U.S. Supreme Court Justice Ruth Bader Ginsburg, who has championed women's rights on the nation's highest court, was awarded a prestigious $1 million prize on Wednesday as a "lifelong trailblazer for human rights and gender equality."
The second woman ever named to the Supreme Court, Ginsburg, 86, was honored as a voice for equal justice in battling discrimination, said the Berggruen Institute in awarding its annual prize for philosophy and culture.
She will donate the $1 million prize money to charities or non-profits of her choosing, the institute said.
Ginsburg, who is on the court's liberal wing, was recently treated for pancreatic cancer but has indicated she had no plans to step down.
"Ginsburg is a lifelong trailblazer for human rights and gender equality," said the institute, a Los Angeles-based think tank that focuses on political and social institutions.
Nicholas Berggruen, the institute's founder and chairman, said: "Frankly considering the times, I think that it's an incredibly thoughtful choice because it's all about what democracy is.
"If you look not just at the U.S. but if you look around the world, democratic institutions, the fabric of what makes a democracy work are under attack," he told the Thomson Reuters Foundation.
"She has consistently defended the institutions and the laws that makes democracy work."
Since it was first awarded in 2016, the Berggruen prize has been given to philosophers and scholars from Canada, Great Britain and the United States.

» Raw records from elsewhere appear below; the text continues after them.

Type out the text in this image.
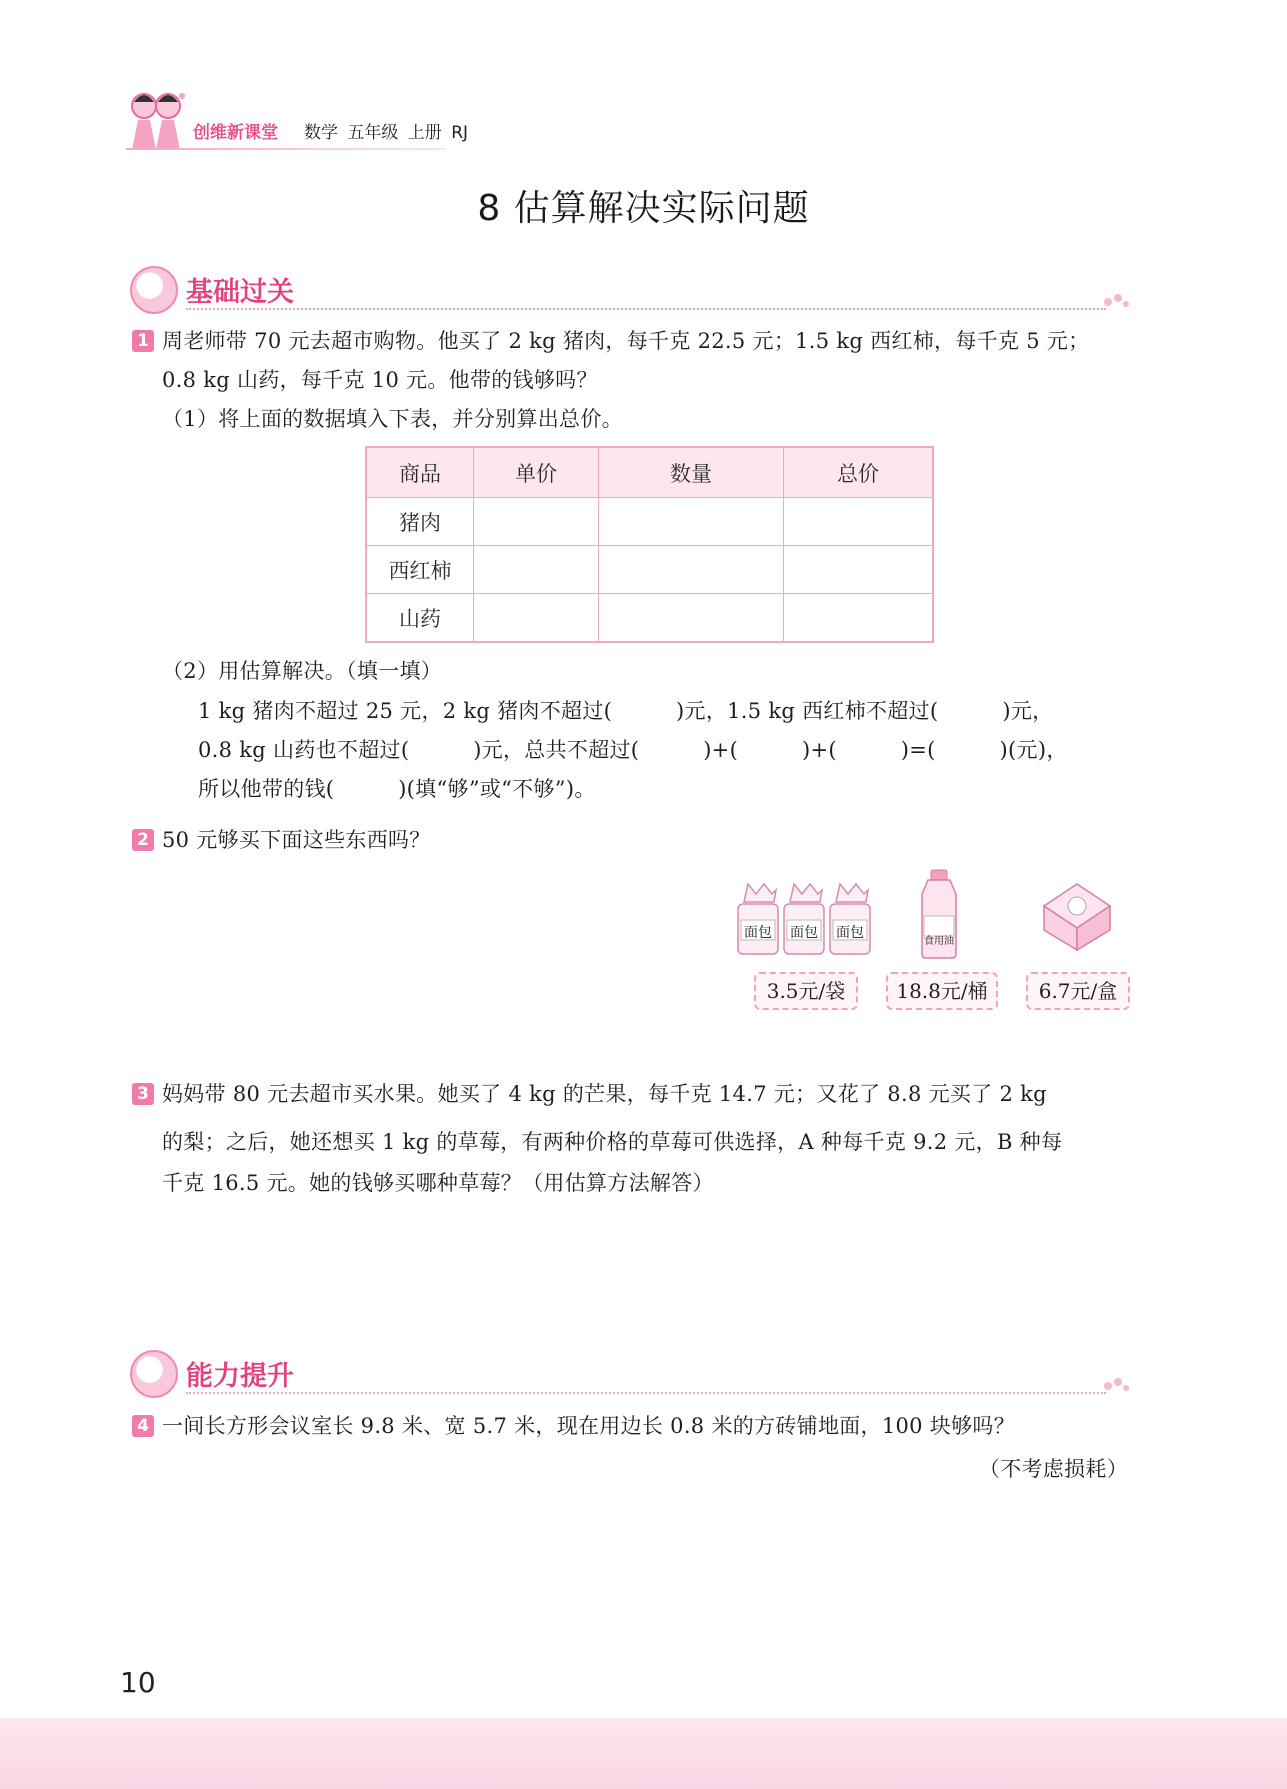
创维新课堂 数学 五年级 上册 RJ
8 估算解决实际问题
基础过关
1 周老师带 70 元去超市购物。他买了 2 kg 猪肉，每千克 22.5 元；1.5 kg 西红柿，每千克 5 元；
0.8 kg 山药，每千克 10 元。他带的钱够吗？
（1）将上面的数据填入下表，并分别算出总价。
商品	单价	数量	总价
猪肉			
西红柿			
山药			
（2）用估算解决。（填一填）
1 kg 猪肉不超过 25 元，2 kg 猪肉不超过(　　　)元，1.5 kg 西红柿不超过(　　　)元，
0.8 kg 山药也不超过(　　　)元，总共不超过(　　　)+(　　　)+(　　　)=(　　　)(元)，
所以他带的钱(　　　)(填“够”或“不够”)。
2 50 元够买下面这些东西吗？
面包 面包 面包
3.5元/袋
食用油
18.8元/桶	6.7元/盒
3 妈妈带 80 元去超市买水果。她买了 4 kg 的芒果，每千克 14.7 元；又花了 8.8 元买了 2 kg
的梨；之后，她还想买 1 kg 的草莓，有两种价格的草莓可供选择，A 种每千克 9.2 元，B 种每
千克 16.5 元。她的钱够买哪种草莓？（用估算方法解答）
能力提升
4 一间长方形会议室长 9.8 米、宽 5.7 米，现在用边长 0.8 米的方砖铺地面，100 块够吗？
（不考虑损耗）
10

"Ruth Bader Ginsburg rose from modest beginnings to become one of the most respected, and most beloved, jurists of our time," said Amy Gutmann, president of the University of Pennsylvania and a prize juror, in a statement.
"She inspires women and men of all ages to realize that a democracy thrives to the extent that it provides every citizen equal footing to achieve their dreams."
Ginsburg, whose nickname among fans is "Notorious RBG" based on the name of the late rapper Notorious BIG, is the court's oldest justice. She was appointed in 1993 by Democratic President Bill Clinton.
If Ginsburg, one of the nine-member court's four liberal justices, left the court, Republican President Donald Trump could replace her with a conservative, which if approved by the Senate would shift the court further to the right.
Ginsburg was not available for comment, the institute said.